Annapurna Labs, acquired by AWS in 2015, is at the forefront of silicon and software innovation for cloud computing. This senior role focuses on the AWS Neuron team, specifically working on distributed training for machine learning applications. The position involves developing and optimizing solutions for AWS Trainium and Inferentia, our cloud-scale ML accelerators.
As a Senior Machine Learning Engineer in the Distribute Training team, you'll be responsible for implementing and fine-tuning various ML model families, including Large Language Models like GPT and Llama, as well as Stable Diffusion and Vision Transformers. You'll work closely with chip architects and software engineers to create cutting-edge distributed training solutions.

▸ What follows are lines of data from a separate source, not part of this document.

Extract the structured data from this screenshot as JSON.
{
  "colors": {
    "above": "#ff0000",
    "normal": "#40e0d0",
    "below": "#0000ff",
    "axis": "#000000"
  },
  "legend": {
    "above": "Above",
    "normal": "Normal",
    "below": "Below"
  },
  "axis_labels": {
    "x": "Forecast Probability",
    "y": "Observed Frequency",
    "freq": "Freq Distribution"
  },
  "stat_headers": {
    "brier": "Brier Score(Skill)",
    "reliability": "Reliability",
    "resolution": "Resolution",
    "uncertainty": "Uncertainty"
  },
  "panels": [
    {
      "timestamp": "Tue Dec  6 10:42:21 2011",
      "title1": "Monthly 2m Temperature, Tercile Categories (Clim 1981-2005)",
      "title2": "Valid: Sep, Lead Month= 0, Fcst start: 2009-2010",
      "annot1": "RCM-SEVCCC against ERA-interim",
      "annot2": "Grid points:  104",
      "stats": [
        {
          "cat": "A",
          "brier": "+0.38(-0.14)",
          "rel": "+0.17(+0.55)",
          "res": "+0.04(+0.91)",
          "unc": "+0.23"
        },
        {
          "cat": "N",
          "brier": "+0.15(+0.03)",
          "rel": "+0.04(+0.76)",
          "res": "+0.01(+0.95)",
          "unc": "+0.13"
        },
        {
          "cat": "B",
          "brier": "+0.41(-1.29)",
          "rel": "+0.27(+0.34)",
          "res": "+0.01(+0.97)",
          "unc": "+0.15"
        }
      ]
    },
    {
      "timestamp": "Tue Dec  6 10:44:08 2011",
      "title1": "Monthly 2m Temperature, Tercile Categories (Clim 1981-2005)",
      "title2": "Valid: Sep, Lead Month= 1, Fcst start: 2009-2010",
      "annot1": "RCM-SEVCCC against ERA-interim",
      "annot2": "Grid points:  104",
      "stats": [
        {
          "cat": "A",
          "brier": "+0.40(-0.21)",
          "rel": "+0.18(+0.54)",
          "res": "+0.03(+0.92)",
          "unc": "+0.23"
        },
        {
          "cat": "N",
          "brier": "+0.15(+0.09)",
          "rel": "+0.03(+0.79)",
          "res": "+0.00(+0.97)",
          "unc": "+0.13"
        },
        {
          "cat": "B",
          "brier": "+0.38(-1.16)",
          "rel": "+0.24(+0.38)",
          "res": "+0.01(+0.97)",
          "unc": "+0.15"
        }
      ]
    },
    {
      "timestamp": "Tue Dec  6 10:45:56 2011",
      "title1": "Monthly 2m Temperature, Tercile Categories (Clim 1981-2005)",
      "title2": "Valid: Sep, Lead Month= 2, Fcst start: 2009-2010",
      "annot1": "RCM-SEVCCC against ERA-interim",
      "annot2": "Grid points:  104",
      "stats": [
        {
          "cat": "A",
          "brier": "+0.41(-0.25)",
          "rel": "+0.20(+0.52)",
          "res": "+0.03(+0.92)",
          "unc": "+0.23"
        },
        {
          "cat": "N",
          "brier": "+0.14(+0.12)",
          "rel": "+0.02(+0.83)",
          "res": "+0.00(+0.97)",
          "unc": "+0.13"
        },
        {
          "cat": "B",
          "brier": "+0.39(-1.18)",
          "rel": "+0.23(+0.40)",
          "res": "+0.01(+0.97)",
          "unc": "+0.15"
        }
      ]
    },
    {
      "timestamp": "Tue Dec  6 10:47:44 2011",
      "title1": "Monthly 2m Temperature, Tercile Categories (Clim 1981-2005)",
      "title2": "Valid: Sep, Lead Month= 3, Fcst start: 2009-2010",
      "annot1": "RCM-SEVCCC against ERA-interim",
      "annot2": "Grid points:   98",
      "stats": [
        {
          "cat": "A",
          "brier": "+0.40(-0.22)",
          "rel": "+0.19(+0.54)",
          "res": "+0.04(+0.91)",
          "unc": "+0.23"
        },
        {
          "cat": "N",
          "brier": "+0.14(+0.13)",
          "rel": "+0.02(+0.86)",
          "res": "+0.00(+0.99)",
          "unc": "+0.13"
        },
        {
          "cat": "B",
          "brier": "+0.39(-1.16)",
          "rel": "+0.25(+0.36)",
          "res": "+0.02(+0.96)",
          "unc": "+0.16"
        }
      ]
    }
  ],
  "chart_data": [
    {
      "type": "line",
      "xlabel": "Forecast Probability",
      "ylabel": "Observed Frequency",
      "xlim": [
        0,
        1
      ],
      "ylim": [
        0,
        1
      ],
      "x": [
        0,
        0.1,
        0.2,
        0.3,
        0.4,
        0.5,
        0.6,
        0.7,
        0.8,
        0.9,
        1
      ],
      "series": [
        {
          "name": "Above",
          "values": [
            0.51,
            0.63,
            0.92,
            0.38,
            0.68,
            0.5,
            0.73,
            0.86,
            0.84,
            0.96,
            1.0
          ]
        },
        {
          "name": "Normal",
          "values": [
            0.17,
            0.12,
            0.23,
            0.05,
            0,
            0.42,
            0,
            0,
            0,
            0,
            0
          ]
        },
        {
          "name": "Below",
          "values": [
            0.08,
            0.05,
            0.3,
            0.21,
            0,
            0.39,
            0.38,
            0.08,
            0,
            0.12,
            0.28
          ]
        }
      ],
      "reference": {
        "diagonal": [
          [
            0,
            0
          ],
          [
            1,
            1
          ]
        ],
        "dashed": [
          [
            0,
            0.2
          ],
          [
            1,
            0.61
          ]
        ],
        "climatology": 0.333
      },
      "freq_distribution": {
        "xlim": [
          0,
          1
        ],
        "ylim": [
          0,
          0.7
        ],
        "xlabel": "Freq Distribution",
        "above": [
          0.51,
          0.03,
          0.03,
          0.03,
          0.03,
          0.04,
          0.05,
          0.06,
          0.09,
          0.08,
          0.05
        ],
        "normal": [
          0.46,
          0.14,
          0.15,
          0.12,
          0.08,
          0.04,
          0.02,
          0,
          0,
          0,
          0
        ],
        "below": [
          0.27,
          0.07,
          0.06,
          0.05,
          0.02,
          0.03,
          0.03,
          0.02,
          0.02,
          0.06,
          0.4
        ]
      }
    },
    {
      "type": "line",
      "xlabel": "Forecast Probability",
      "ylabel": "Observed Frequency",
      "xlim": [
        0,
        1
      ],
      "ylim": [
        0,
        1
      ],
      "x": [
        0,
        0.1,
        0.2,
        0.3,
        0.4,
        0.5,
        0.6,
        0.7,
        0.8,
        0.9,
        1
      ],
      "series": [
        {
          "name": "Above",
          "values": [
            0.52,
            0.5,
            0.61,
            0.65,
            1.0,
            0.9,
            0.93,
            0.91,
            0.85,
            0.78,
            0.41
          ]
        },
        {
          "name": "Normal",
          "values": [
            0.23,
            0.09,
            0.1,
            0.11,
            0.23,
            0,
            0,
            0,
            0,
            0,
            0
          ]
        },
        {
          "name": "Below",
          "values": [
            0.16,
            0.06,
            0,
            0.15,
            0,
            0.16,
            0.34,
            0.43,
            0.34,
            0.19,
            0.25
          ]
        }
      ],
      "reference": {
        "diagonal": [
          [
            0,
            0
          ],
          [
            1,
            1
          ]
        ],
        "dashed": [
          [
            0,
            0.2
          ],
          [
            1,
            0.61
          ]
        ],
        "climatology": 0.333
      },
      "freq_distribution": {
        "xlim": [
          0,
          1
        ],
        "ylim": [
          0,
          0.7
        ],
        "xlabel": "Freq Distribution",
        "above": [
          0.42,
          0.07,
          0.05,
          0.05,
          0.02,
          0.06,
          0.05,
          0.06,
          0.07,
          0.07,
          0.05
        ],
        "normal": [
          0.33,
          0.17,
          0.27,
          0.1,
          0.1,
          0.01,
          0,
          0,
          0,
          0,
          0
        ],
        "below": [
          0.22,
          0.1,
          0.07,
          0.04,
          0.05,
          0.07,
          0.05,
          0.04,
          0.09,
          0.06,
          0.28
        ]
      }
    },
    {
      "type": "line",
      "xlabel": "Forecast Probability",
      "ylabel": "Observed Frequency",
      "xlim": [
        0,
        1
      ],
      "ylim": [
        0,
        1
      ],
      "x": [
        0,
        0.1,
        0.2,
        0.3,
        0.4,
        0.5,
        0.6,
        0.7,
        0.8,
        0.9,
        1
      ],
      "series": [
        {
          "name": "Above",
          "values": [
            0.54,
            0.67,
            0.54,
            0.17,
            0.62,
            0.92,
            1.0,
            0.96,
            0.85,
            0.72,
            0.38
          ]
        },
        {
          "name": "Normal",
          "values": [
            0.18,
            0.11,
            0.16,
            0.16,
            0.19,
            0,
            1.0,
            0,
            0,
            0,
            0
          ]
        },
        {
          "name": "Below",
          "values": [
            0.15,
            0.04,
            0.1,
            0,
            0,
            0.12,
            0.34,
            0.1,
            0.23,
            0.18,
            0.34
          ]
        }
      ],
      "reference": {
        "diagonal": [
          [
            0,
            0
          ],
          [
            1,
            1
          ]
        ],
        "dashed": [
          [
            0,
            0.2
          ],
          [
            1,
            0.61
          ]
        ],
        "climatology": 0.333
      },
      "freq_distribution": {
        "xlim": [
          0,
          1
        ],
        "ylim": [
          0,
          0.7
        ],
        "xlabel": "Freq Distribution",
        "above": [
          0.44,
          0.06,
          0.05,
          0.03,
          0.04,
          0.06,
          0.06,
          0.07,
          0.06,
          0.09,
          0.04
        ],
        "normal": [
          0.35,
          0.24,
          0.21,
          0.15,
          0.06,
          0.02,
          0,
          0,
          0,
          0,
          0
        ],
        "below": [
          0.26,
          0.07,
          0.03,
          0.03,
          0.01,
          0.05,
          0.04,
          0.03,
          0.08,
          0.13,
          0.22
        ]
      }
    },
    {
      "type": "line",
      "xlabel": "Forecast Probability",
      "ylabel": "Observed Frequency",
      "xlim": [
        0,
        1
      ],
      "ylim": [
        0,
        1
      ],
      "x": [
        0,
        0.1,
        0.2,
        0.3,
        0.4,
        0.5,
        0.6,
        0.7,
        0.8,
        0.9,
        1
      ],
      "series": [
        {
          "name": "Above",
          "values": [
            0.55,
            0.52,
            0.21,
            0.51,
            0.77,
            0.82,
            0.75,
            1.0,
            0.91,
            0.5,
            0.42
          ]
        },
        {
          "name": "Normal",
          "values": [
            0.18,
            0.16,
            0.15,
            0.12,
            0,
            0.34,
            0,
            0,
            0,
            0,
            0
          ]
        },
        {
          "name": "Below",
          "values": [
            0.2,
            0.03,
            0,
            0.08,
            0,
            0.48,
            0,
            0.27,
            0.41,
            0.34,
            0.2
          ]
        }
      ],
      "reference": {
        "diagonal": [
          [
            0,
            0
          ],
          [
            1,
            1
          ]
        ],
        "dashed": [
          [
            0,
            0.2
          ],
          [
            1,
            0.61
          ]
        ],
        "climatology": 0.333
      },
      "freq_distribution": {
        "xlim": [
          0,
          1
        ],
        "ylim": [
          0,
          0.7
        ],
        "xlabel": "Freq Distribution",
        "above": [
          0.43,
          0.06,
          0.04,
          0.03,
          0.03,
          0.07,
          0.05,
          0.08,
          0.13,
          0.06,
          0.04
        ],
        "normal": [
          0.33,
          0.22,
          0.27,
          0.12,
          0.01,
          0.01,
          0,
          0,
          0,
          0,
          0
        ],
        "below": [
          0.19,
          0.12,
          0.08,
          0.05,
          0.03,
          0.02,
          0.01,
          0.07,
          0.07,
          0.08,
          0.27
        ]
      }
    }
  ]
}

The role demands expertise in Python and distributed training libraries such as FSDP, Deepspeed, and Nemo. You'll be joining a team that values knowledge-sharing, mentorship, and diverse experiences. AWS provides a supportive environment focused on work-life harmony and career growth.
The position offers competitive compensation ranging from $151,300 to $261,500 based on location and experience, plus additional benefits including equity and comprehensive medical coverage. You'll be part of an inclusive culture that celebrates diversity and supports ongoing learning through employee-led affinity groups and various learning experiences.
This is an opportunity to work on unprecedented technical challenges, developing solutions that help customers innovate and change the world. The role combines deep technical expertise in machine learning with the chance to work on custom hardware acceleration, making it ideal for those passionate about both ML and high-performance computing.